Est-ce à dire que le problème de l’obligation n’a pas de signification éthique ? Je ne le pense pas ; même l’interdiction a sa place ; mais ce n’est pas celle de l’origine, celle du principe : c’est, au plus, un critère du caractère objectif de notre volonté bonne. La même chose pourrait être dite du concept de valeur : il a aussi sa place, mais ce n’est pas la première ; la notion de valeur survient à un certain stade de la réflexion éthique, lorsqu’il nous faut déterminer l’accord de notre puissance avec la situation, les institutions, la structure de la vie économique, politique et culturelle ; la valeur apparaît au point de croisement de notre désir indéfini d’être et des conditions finies de son actualisation. Cette fonction de la valeur ne nous autorise pas à hypostasier la Valeur, encore moins à adorer l’idole de la valeur. Il est bien suffisant de relier le processus de l’évaluation et de la valeur à la dialectique de l’action et aux conditions historiques de l’expérience éthique de l’homme.

Or ce n’est pas seulement l’herméneutique de Nietzsche et de Freud qui nous invite à rapporter le formalisme en éthique, et le processus de la formation des valeurs, à la base existentielle de notre effort et de notre désir. La sorte de philosophie de la parole que nous avons développée nous invite à faire le même pas. Quand nous parlons de la parole comme d’une réalité vivante et effective, nous évoquons une connexion souterraine entre la parole et le noyau actif de notre existence ; à la parole appartient le pouvoir de changer la compréhension que nous prenons de nous-mêmes. Ce pouvoir n’est plus alors, à titre primaire, de la nature de l’impératif ; avant de s’adresser à une volonté, à la manière d’un ordre qui doit être obéi, la parole s’adresse à ce que j’appelais notre existence, en tant qu’effort et désir ; elle nous change, non parce qu’une volonté s’impose à notre volonté, mais parce que nous sommes changés par « l’écoute qui comprend ». La parole nous atteint au niveau des structures symboliques de notre existence, des schèmes dynamiques qui expriment notre manière de comprendre notre situation et de projeter notre pouvoir dans cette situation. Il y a par conséquent quelque chose qui précède la volonté et le principe d’obligation, lequel, selon Kant, est la structure a priori de cette volonté. Ce quelque chose, c’est notre existence elle-même, en tant que capable d’être modifiée par la parole. Cette connexion intime entre notre désir d’être et le pouvoir de la parole est une conséquence de l’acte d’écouter, de faire attention, d’obéir, dont nous parlions plus haut. Et cette articulation, à son tour, rend possible ce que nous décrivons en termes ordinaires comme volonté, évaluation, décision, choix. Cette psychologie de la volonté est seulement la projection à la surface de nous-mêmes d’une articulation plus profonde entre le sens de la situation, la compréhension et le discours, pour reprendre les notions principales de l’analyse heideggerienne du Dasein.

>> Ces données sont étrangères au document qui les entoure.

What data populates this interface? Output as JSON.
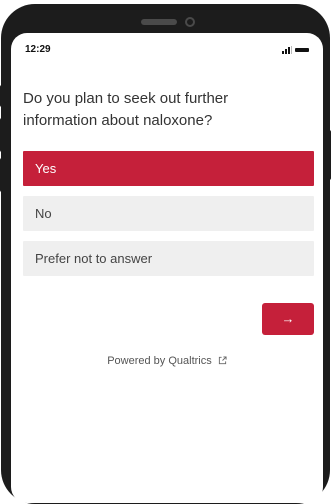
{
  "status_bar": {
    "time": "12:29",
    "signal_icon": "signal-bars-icon",
    "battery_icon": "battery-icon"
  },
  "survey": {
    "question": "Do you plan to seek out further information about naloxone?",
    "choices": [
      {
        "label": "Yes",
        "selected": true
      },
      {
        "label": "No",
        "selected": false
      },
      {
        "label": "Prefer not to answer",
        "selected": false
      }
    ],
    "next_label": "→"
  },
  "footer": {
    "text": "Powered by Qualtrics",
    "icon": "external-link-icon"
  },
  "colors": {
    "accent": "#c5203a",
    "choice_bg": "#efefef",
    "phone_frame": "#1c1c1c"
  }
}
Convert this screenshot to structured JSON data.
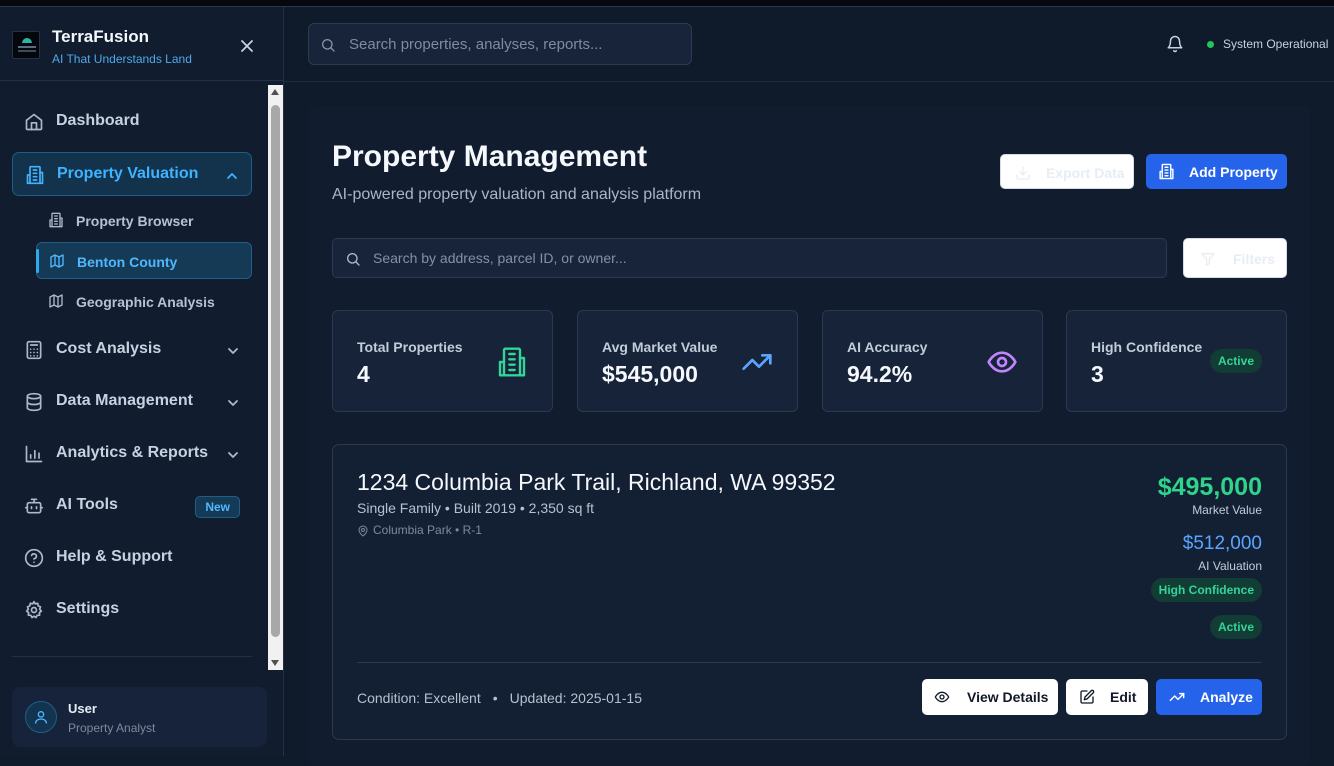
{
  "brand": {
    "title": "TerraFusion",
    "tagline": "AI That Understands Land"
  },
  "sidebar": {
    "items": [
      {
        "label": "Dashboard",
        "icon": "home-icon"
      },
      {
        "label": "Property Valuation",
        "icon": "building-icon",
        "expanded": true,
        "active": true
      },
      {
        "label": "Cost Analysis",
        "icon": "calculator-icon"
      },
      {
        "label": "Data Management",
        "icon": "database-icon"
      },
      {
        "label": "Analytics & Reports",
        "icon": "bar-chart-icon"
      },
      {
        "label": "AI Tools",
        "icon": "bot-icon",
        "badge": "New"
      },
      {
        "label": "Help & Support",
        "icon": "help-circle-icon"
      },
      {
        "label": "Settings",
        "icon": "gear-icon"
      }
    ],
    "subitems": [
      {
        "label": "Property Browser",
        "icon": "building-icon"
      },
      {
        "label": "Benton County",
        "icon": "map-icon",
        "active": true
      },
      {
        "label": "Geographic Analysis",
        "icon": "map-icon"
      }
    ],
    "user": {
      "name": "User",
      "role": "Property Analyst"
    }
  },
  "header": {
    "search_placeholder": "Search properties, analyses, reports...",
    "status": "System Operational",
    "status_color": "#22c55e"
  },
  "main": {
    "title": "Property Management",
    "subtitle": "AI-powered property valuation and analysis platform",
    "export_label": "Export Data",
    "add_label": "Add Property",
    "search_placeholder": "Search by address, parcel ID, or owner...",
    "filters_label": "Filters",
    "stats": [
      {
        "label": "Total Properties",
        "value": "4",
        "icon": "building-icon",
        "color": "#34d399"
      },
      {
        "label": "Avg Market Value",
        "value": "$545,000",
        "icon": "trending-up-icon",
        "color": "#5aa5ff"
      },
      {
        "label": "AI Accuracy",
        "value": "94.2%",
        "icon": "eye-icon",
        "color": "#c084fc"
      },
      {
        "label": "High Confidence",
        "value": "3",
        "badge": "Active"
      }
    ],
    "property": {
      "address": "1234 Columbia Park Trail, Richland, WA 99352",
      "meta": "Single Family • Built 2019 • 2,350 sq ft",
      "location": "Columbia Park • R-1",
      "market_value": "$495,000",
      "market_value_label": "Market Value",
      "ai_value": "$512,000",
      "ai_value_label": "AI Valuation",
      "confidence": "High Confidence",
      "status": "Active",
      "condition": "Condition: Excellent",
      "separator": "•",
      "updated": "Updated: 2025-01-15",
      "view_label": "View Details",
      "edit_label": "Edit",
      "analyze_label": "Analyze"
    }
  },
  "colors": {
    "accent": "#2563eb",
    "active_nav": "#3fb3ff",
    "positive": "#2ed48b",
    "ai_value": "#5aa5ff"
  }
}
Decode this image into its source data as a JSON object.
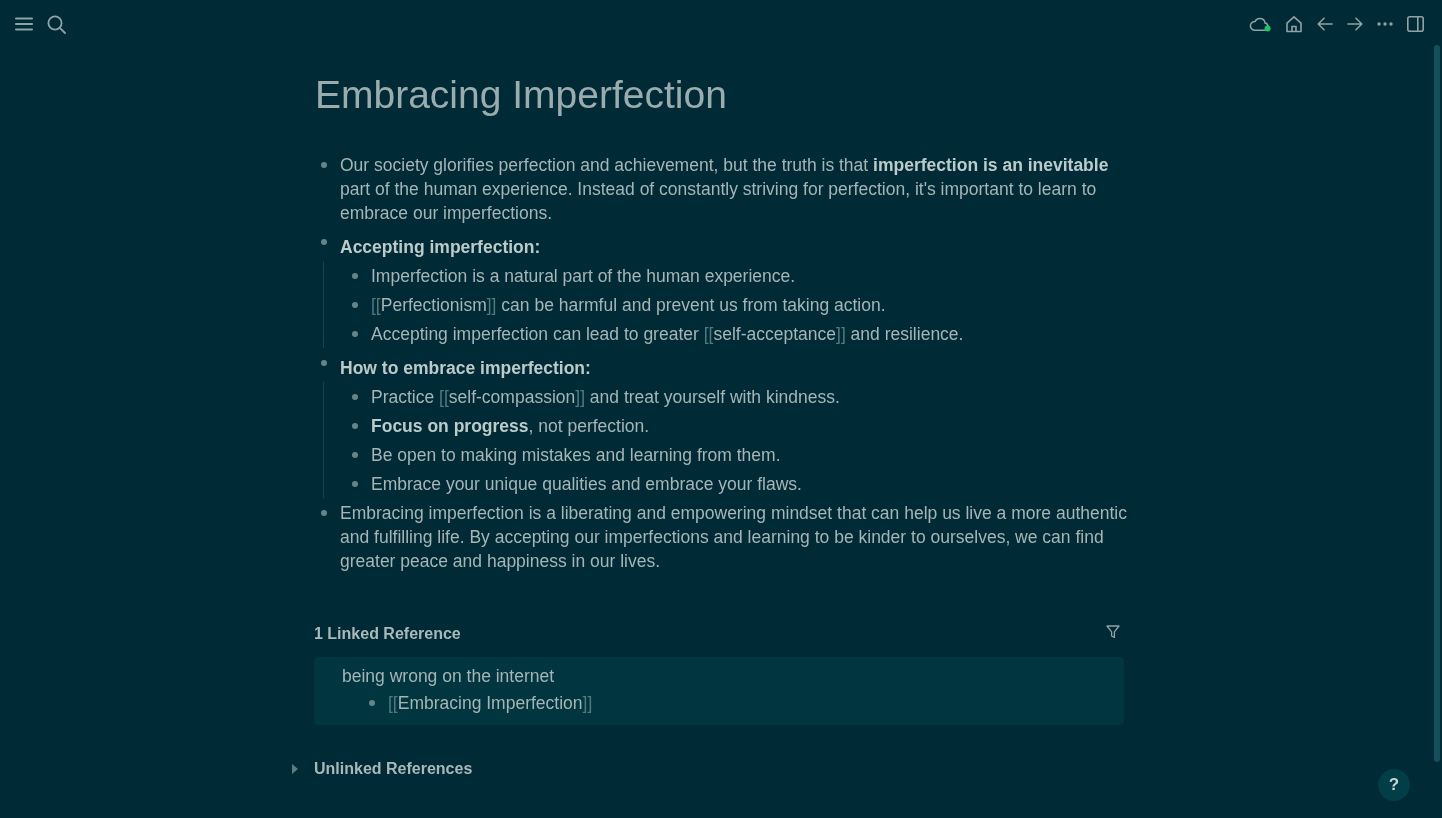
{
  "page": {
    "title": "Embracing Imperfection",
    "blocks": [
      {
        "bold": false,
        "segments": [
          {
            "kind": "text",
            "text": "Our society glorifies perfection and achievement, but the truth is that **imperfection is an inevitable** part of the human experience. Instead of constantly striving for perfection, it's important to learn to embrace our imperfections."
          }
        ]
      },
      {
        "bold": true,
        "segments": [
          {
            "kind": "text",
            "text": "Accepting imperfection:"
          }
        ],
        "children": [
          {
            "bold": false,
            "segments": [
              {
                "kind": "text",
                "text": "Imperfection is a natural part of the human experience."
              }
            ]
          },
          {
            "bold": false,
            "segments": [
              {
                "kind": "ref",
                "open": "[[",
                "text": "Perfectionism",
                "close": "]]"
              },
              {
                "kind": "text",
                "text": " can be harmful and prevent us from taking action."
              }
            ]
          },
          {
            "bold": false,
            "segments": [
              {
                "kind": "text",
                "text": "Accepting imperfection can lead to greater "
              },
              {
                "kind": "ref",
                "open": "[[",
                "text": "self-acceptance",
                "close": "]]"
              },
              {
                "kind": "text",
                "text": " and resilience."
              }
            ]
          }
        ]
      },
      {
        "bold": true,
        "segments": [
          {
            "kind": "text",
            "text": "How to embrace imperfection:"
          }
        ],
        "children": [
          {
            "bold": false,
            "segments": [
              {
                "kind": "text",
                "text": "Practice "
              },
              {
                "kind": "ref",
                "open": "[[",
                "text": "self-compassion",
                "close": "]]"
              },
              {
                "kind": "text",
                "text": " and treat yourself with kindness."
              }
            ]
          },
          {
            "bold": false,
            "segments": [
              {
                "kind": "text",
                "text": "**Focus on progress**, not perfection."
              }
            ]
          },
          {
            "bold": false,
            "segments": [
              {
                "kind": "text",
                "text": "Be open to making mistakes and learning from them."
              }
            ]
          },
          {
            "bold": false,
            "segments": [
              {
                "kind": "text",
                "text": "Embrace your unique qualities and embrace your flaws."
              }
            ]
          }
        ]
      },
      {
        "bold": false,
        "segments": [
          {
            "kind": "text",
            "text": "Embracing imperfection is a liberating and empowering mindset that can help us live a more authentic and fulfilling life. By accepting our imperfections and learning to be kinder to ourselves, we can find greater peace and happiness in our lives."
          }
        ]
      }
    ]
  },
  "linked_references": {
    "title": "1 Linked Reference",
    "groups": [
      {
        "page": "being wrong on the internet",
        "blocks": [
          {
            "bold": false,
            "segments": [
              {
                "kind": "ref",
                "open": "[[",
                "text": "Embracing Imperfection",
                "close": "]]"
              }
            ]
          }
        ]
      }
    ]
  },
  "unlinked_references": {
    "title": "Unlinked References",
    "expanded": false
  },
  "help_button": {
    "label": "?"
  }
}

Tel est le second pas, sur le long détour de l’athéisme à la foi. Je n’irai pas plus loin dans le présent essai. J’avoue volontiers qu’il reste bien en deçà de son but. Toutefois la discussion qui suit, concernant la consolation et la résignation, nous permettra peut-être de faire quelques nouveaux pas dans la même direction. Mais même après cette nouvelle progression, un abîme subsistera entre l’interminable exploration des préambules par le philosophe, et la prédication puissante du prédicateur. Néanmoins, une certaine congruence peut, en dépit de cet abîme, apparaître entre une théologie qui serait fidèle à son origine et une recherche philosophique qui aurait pris en charge la critique de la religion par l’athéisme. Je m’expliquerai sur cette congruence dans la seconde étude.

II. De la consolation

I. La connexion entre accusation et consolation est peut-être le trait le plus frappant de la religion. Le dieu menace et protège. Il est le danger ultime et l’ultime protection. Dans les théologies les plus rudimentaires, dont nous trouvons des traces dans l’Ancien Testament, ces deux faces de la divinité ont été coordonnées en une figure rationnelle, la loi de rétribution. Le dieu qui donne protection est le dieu moral : il corrige le désordre apparent de la distribution des destins, en reliant la souffrance à la méchanceté et le bonheur à la justice. À la faveur de cette loi de la rétribution, le dieu qui menace et le dieu qui protège sont un seul et même dieu, et ce dieu est le dieu moral. Cette rationalisation archaïque fait de la religion non seulement la fondation absolue de la morale mais encore une Weltanschauung, à savoir la vision morale du monde sertie dans une cosmologie spéculative. En tant que providence (pronoia en grec, providentia en latin), le dieu moral est l’ordonnateur d’un monde qui satisfait à la loi de rétribution. Telle est peut-être la structure la plus archaïque et la plus englobante de la religion. Mais cette vision religieuse du monde n’a jamais épuisé le champ des relations possibles de l’homme à Dieu, et il y a toujours eu des hommes de foi qui l’ont rejetée comme entièrement impie. Déjà dans la littérature babylonienne et biblique connue comme littérature sapientiale (et plus que tout dans le livre de Job), la véritable foi en Dieu est opposée avec la plus grande violence à cette loi de la rétribution, pour être décrite comme une foi tragique par-delà toute assurance et toute protection.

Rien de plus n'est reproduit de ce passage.